PyMilvus 与 Embedding 模型集成

Milvus 是一款专为 AI 应用设计的开源向量数据库。无论是机器学习、深度学习还是其他与 AI 相关的项目，Milvus 向量数据库都能提供强大高效的大规模非结构化数据处理解决方案。

现在，Milvus 的 Python SDK——PyMilvus 中已集成模型模块，支持直接添加 Embedding 和重排（Reranker）模型，大幅简化了将数据转化为向量以及对搜索结果进行重排的流程，十分适用于检索增强生成（RAG）应用。

我们将通过文本回顾稠密向量 Embedding 模型、稀疏向量 Embedding 模型和 Reranker，并演示如何在轻量版 Milvus——Milvus Lite 中直接运行 Embedding 模型。

01.稠密向量vs稀疏向量

在开始介绍如何直接使用 Milvus 中的 Embedding 和 Reranker 模型前，让我们先来简要回顾下 Embedding 向量的两大主要类别：

稠密向量：大部分维度上的元素都是非零值的高维向量，适合表征文本语义。
稀疏向量：大部分维度上的元素都为零的高维向量，适合精确关键词检索以及域外知识检索。

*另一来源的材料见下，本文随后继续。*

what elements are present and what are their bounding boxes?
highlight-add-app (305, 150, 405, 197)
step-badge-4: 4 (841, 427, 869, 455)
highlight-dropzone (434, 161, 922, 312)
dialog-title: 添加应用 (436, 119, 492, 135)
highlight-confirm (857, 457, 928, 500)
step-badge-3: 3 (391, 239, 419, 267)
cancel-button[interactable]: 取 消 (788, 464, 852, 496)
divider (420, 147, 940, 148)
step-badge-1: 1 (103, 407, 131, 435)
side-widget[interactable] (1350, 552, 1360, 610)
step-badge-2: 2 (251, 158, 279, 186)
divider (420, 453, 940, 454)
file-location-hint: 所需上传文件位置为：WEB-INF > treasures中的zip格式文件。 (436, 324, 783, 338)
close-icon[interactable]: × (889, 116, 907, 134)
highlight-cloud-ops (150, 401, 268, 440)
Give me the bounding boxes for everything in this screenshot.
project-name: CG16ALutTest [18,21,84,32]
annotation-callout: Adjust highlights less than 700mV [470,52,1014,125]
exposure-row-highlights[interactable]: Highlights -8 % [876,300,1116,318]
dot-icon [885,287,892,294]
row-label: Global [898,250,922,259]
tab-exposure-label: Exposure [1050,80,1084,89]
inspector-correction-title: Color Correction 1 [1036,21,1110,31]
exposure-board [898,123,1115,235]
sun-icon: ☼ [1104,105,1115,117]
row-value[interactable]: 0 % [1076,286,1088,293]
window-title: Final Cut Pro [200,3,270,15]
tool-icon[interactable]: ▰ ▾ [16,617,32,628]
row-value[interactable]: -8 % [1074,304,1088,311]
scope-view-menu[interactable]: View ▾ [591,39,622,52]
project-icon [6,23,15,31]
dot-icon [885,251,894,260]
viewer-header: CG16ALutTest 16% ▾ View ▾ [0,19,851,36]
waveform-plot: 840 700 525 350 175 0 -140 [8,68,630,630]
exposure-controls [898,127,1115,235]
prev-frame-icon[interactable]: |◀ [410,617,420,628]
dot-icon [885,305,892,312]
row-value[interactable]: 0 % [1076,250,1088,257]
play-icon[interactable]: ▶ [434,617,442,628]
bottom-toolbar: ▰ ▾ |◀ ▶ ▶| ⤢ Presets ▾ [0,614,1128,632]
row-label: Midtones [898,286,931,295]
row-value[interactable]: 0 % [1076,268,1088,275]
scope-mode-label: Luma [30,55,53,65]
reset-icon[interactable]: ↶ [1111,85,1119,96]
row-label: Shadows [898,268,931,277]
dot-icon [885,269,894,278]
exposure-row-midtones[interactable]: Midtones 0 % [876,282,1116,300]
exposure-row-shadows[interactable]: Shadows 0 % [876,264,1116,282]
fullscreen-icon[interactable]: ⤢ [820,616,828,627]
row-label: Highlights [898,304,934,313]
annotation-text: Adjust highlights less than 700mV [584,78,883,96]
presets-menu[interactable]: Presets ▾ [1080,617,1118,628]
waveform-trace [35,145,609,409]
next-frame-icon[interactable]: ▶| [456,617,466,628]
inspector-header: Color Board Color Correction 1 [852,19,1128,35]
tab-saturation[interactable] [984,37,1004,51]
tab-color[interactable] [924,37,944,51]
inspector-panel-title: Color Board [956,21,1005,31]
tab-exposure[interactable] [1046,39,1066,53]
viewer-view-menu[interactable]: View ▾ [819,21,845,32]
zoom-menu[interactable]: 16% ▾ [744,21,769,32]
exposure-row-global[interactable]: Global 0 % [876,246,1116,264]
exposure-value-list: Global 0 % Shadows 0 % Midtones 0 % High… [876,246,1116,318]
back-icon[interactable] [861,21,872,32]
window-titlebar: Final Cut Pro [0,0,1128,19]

Milvus 支持这两种类型的 Embedding 向量，并提供混合搜索，允许用户在同一 Collection 中的多个向量字段之间进行搜索。使用不同的 Embedding 模型或采用不同的数据处理方法生成的向量不同，这些向量可以代表数据的不同特征。

02.如何在Milvus 中使用

Embedding 和 Reranker 模型

下面，我们将通过 3 个示例展示如何在 Milvus 中使用集成的Embedding模型来生成向量并进行向量搜索。

示例 1:

使用默认 Embedding function 生成稠密向量

如需使用 embedding 和 rerank function，您需要在安装pymilvus时一同安装model包。

代码语言：javascript复制

pip install 'pymilvus[model]'

这个步骤将安装 Milvus Lite。Milvus Lite 也新增了模型包，支持直接使用 Embedding 和 reranker 模型。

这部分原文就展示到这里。